La mort de Jean Pormanove en direct sur internet a été un électrochoc révélant les dérives possibles sur internet et plus particulièrement sur la plateforme Kick, qui ne contrôle pas les directs diffusés.
Safine et Naruto faisaient équipe avec Jean Pormanove dans des directs où l’homme était leur souffre-douleur. La procureure Maud Marty a requis 30 mois de prison, dont un an ferme à domicile sous bracelet électronique, et 30 000 euros d'amende contre Owen Cenazandotti, alias Naruto, 27 ans, ainsi que 18 mois de prison avec sursis probatoire et 15 000 euros d'amende contre Safine Hamadi, alias Safine, 24 ans.
Elle a aussi demandé un "bannissement numérique" des deux hommes, qui seraient interdits à vie de publier sur les plateformes, considérant qu'il s'agit d'un "système de maltraitance humaine" et "pas d'un dérapage ou d'une provocation". "Les violences sont le programme, elles font le scénario", a-t-elle ajouté.
Les deux hommes sont jugés pour des violences et des humiliations, comme des gifles, des coups de pied, des coups de fouet ou de batte de baseball, infligés à Raphaël Graven, alias Jean Pormanove ou JP, et à Stéphane G., alias Coudoux, quadragénaire sous curatelle, au cours de milliers d'heures de direct entre 2023 et 2025 sur les plateformes Twitch puis Kick.
En août 2025, Raphaël Graven est mort près de Nice, après plus de 12 jours de diffusion vidéo en direct de ces violences. Son corps inerte a été retrouvé en direct, choquant le monde entier. L'enquête portant sur sa mort a toutefois été classée sans suite en février dernier, après l'autopsie. Il a été conclu à l'absence d'intervention d'un tiers.
Des directs très appréciés
Avec une moyenne de 20 000 internautes devant chaque direct, le soir de 21 h à minuit, c'était la chaîne Kick la plus regardée en France.
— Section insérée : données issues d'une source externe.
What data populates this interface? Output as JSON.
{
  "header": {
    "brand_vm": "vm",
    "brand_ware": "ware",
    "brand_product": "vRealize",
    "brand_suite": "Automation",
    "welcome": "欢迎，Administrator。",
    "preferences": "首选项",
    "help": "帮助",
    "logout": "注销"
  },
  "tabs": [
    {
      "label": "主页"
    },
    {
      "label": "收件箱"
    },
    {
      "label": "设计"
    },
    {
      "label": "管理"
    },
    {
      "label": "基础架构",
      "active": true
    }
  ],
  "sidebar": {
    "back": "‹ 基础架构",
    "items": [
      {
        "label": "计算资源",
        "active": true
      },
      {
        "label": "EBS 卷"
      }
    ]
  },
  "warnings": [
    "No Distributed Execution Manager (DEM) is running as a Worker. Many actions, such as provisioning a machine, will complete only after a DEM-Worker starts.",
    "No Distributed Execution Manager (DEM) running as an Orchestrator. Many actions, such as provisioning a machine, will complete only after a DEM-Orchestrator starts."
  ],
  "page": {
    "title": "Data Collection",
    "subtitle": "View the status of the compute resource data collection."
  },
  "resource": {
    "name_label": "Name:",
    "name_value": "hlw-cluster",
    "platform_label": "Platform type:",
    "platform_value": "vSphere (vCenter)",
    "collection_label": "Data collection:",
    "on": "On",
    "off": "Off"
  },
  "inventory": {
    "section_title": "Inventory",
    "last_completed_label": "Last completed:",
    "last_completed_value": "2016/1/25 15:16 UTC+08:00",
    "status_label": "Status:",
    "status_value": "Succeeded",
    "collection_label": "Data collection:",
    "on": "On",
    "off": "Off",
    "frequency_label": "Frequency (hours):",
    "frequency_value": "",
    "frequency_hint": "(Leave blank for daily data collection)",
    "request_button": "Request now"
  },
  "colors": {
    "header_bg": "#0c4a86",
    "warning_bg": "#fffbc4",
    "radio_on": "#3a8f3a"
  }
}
Des influenceurs, chanteurs ou footballeurs y ont participé, et ses protagonistes ont touché jusqu'à 6 000 euros par mois, voire davantage pour Naruto.
"On a fait du bien à plein de gens. On ne voyait pas le mal", a déclaré Naruto au tribunal. Safine, son ami d'enfance, qui l'avait rejoint pour animer la chaîne, a assuré avoir essayé de prendre ses distances et se sentir aujourd'hui "pas fier".
Parallèlement à ce procès, une enquête est en cours à Paris sur la plateforme australienne de streaming vidéo Kick, afin de déterminer si elle a rémunéré les deux hommes et quelles mesures elle a prises pour freiner leurs dérives. Le jugement est attendu le 5 août.